氷河湖「濃ケ池」 大正期の水準まで修復

LINEで送る
Pocket

濃ケ池の現状について説明する中ア国定公園巡視相談員の後藤寛さん

中央アルプス駒ケ岳(2956メートル)の北東部に位置する国内でも現存が希少な氷河湖「濃ケ池(のうがいけ)」(2660メートル)の規模縮小問題について、管轄する宮田村は現状報告会を25日、村役場で開いた。現地対応に携わった中ア国定公園巡視相談員の後藤寛さん(73)=同村新田=は「池の面積は記録に残る1924年当時と同レベルにまで修復された」などと報告。今後も復元状態を保つための取り組みを村とともに継続する意向を示した。

村は中アの国定公園化に伴い、環境保全の一環として専門家などから指摘を受けていた「濃ケ池の縮小化」について調査。

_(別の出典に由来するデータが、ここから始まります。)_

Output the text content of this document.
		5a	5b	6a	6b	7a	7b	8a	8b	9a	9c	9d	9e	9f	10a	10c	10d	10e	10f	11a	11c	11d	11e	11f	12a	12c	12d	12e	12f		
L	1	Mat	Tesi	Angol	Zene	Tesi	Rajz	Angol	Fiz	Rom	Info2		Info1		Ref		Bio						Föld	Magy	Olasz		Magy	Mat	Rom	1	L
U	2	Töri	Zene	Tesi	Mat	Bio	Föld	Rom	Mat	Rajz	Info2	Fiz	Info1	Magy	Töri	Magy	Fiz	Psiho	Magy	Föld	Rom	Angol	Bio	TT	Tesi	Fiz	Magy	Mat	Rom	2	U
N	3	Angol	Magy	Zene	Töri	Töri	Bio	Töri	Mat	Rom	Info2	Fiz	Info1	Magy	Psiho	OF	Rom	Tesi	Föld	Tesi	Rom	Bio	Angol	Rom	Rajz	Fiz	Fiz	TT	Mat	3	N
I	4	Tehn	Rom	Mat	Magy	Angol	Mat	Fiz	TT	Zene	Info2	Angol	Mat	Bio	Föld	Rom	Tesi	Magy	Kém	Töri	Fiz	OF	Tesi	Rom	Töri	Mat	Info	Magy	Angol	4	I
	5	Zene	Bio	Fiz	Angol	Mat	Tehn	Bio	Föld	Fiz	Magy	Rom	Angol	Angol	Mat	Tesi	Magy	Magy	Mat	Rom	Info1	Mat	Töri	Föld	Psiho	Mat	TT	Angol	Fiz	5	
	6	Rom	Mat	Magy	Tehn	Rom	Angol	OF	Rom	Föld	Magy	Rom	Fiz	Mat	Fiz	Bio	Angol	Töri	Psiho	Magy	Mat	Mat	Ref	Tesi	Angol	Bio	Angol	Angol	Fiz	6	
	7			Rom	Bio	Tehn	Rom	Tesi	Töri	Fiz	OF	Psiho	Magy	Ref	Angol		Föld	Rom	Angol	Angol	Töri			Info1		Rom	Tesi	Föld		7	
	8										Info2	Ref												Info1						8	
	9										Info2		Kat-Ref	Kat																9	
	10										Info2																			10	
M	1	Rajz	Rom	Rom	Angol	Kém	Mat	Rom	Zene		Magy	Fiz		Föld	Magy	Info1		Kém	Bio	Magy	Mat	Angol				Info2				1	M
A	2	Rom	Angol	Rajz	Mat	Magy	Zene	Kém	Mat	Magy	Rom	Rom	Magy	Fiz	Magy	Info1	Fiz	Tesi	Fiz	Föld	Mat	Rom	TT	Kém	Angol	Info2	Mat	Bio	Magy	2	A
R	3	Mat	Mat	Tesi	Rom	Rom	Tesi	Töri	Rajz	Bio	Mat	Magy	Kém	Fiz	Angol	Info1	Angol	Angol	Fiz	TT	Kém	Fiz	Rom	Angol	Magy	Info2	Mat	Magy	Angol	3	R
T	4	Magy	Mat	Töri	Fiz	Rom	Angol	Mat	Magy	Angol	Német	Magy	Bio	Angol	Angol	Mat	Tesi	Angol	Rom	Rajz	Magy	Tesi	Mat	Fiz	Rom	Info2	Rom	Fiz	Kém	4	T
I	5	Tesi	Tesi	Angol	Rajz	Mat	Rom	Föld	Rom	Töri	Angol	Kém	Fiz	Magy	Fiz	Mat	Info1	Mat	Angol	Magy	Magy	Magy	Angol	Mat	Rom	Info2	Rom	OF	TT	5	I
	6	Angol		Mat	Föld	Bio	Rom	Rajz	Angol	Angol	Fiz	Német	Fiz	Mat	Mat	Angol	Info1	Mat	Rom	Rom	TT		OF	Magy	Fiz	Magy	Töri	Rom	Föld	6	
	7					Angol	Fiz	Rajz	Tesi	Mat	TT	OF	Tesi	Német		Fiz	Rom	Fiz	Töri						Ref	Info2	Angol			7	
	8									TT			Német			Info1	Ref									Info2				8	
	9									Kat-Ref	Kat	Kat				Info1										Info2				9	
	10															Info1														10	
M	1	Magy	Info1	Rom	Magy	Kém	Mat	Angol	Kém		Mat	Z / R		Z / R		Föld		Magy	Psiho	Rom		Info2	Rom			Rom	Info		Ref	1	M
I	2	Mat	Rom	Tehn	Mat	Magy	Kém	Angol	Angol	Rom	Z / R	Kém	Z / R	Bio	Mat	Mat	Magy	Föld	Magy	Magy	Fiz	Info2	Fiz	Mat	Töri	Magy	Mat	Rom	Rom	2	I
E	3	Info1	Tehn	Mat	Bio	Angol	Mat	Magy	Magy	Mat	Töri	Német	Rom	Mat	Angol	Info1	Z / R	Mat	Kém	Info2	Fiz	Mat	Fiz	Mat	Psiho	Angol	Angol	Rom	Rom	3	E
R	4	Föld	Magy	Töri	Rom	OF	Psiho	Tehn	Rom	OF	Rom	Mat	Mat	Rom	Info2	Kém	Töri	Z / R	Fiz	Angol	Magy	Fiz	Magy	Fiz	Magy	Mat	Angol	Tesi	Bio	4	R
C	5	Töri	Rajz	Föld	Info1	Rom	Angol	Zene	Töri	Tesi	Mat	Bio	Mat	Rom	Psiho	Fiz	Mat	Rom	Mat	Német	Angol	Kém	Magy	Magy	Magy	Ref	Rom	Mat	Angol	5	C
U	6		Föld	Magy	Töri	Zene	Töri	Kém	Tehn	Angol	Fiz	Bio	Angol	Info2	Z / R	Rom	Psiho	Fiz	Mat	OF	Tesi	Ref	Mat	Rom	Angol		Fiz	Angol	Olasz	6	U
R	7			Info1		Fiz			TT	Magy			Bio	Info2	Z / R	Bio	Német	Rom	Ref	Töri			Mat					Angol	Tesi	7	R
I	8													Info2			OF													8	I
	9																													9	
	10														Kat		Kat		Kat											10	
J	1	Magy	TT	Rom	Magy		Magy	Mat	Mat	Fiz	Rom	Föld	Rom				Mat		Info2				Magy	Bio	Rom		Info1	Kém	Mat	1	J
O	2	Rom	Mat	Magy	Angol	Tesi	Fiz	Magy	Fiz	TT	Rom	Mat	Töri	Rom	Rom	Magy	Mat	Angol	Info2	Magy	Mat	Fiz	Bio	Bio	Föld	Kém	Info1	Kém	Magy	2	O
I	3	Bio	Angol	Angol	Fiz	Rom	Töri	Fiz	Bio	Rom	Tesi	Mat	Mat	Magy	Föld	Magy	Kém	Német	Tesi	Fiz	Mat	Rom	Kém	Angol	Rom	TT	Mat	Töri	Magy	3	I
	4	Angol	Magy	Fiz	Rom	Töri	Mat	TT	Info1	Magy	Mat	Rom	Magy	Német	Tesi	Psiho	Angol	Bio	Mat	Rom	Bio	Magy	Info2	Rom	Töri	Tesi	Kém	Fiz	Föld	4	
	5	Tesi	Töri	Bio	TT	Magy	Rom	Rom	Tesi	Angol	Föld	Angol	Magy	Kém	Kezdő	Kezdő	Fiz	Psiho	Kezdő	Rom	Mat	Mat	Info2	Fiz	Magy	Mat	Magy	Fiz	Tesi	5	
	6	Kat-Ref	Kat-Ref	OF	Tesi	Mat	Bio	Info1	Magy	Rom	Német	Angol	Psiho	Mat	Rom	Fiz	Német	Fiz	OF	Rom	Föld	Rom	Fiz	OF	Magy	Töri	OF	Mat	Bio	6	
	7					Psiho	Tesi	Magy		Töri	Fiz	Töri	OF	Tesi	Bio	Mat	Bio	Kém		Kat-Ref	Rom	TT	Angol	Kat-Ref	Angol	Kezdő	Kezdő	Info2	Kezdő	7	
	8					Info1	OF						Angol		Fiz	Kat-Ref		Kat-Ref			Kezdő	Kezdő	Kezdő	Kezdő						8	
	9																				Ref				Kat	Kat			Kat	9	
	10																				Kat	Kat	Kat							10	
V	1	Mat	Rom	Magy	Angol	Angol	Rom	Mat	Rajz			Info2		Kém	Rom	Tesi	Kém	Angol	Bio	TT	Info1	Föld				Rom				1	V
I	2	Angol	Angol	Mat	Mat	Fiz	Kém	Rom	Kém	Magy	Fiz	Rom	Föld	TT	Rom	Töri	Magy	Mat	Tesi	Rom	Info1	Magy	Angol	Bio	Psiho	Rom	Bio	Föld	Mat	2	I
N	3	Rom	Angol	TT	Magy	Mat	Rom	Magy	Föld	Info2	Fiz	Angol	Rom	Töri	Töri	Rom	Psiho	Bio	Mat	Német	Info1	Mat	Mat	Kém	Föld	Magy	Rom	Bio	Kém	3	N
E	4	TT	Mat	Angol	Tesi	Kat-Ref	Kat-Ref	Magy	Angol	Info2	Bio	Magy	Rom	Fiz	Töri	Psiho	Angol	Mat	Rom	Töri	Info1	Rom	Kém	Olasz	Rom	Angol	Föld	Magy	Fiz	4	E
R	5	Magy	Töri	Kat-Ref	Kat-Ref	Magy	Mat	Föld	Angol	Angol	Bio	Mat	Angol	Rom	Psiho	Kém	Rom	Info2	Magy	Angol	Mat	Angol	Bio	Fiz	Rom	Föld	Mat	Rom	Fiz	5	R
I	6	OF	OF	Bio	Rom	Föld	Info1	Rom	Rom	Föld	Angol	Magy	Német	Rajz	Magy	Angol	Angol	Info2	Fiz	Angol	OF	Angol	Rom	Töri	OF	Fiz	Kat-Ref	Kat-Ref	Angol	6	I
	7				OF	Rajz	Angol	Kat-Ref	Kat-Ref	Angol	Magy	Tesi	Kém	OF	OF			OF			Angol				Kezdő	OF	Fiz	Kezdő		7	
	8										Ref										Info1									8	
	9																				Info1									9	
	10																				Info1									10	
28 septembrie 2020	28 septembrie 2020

この結果「人の往来が原因」とされたため、2021年から「人の手による修復」に着手。同9~10月にかけ自然石や土砂を用い、本来は水が流れ出る場所ではない地点に水をせき止めるための堤を築くなど、復元活動を行っていた。

後藤さんによると、今年7月2日の状況調査では、記録に残る濃ケ池の規模(面積)としては1924(大正12)年と同レベルまでに復元。最小規模だった2013年と比べ、「目測で」約6倍に拡大した。水位も最小時より25センチ程度上がったという。

復元活動は、県環境部自然保護課と連携して実施。コンクリートや重機を使用せず、自然石と土砂を積み上げたのみ。元よりあった排水路から水が流出するよう誘導もでき、周辺環境に配慮した形で進められた。

後藤さんは「高山帯にある湖は登山者にとって心を癒やす特別なもの。消滅もやむを得ないと思っていたが、ここまで来れてうれしい」と感想。村は「復元状態が保てるよう活動を続けていきたい」としている。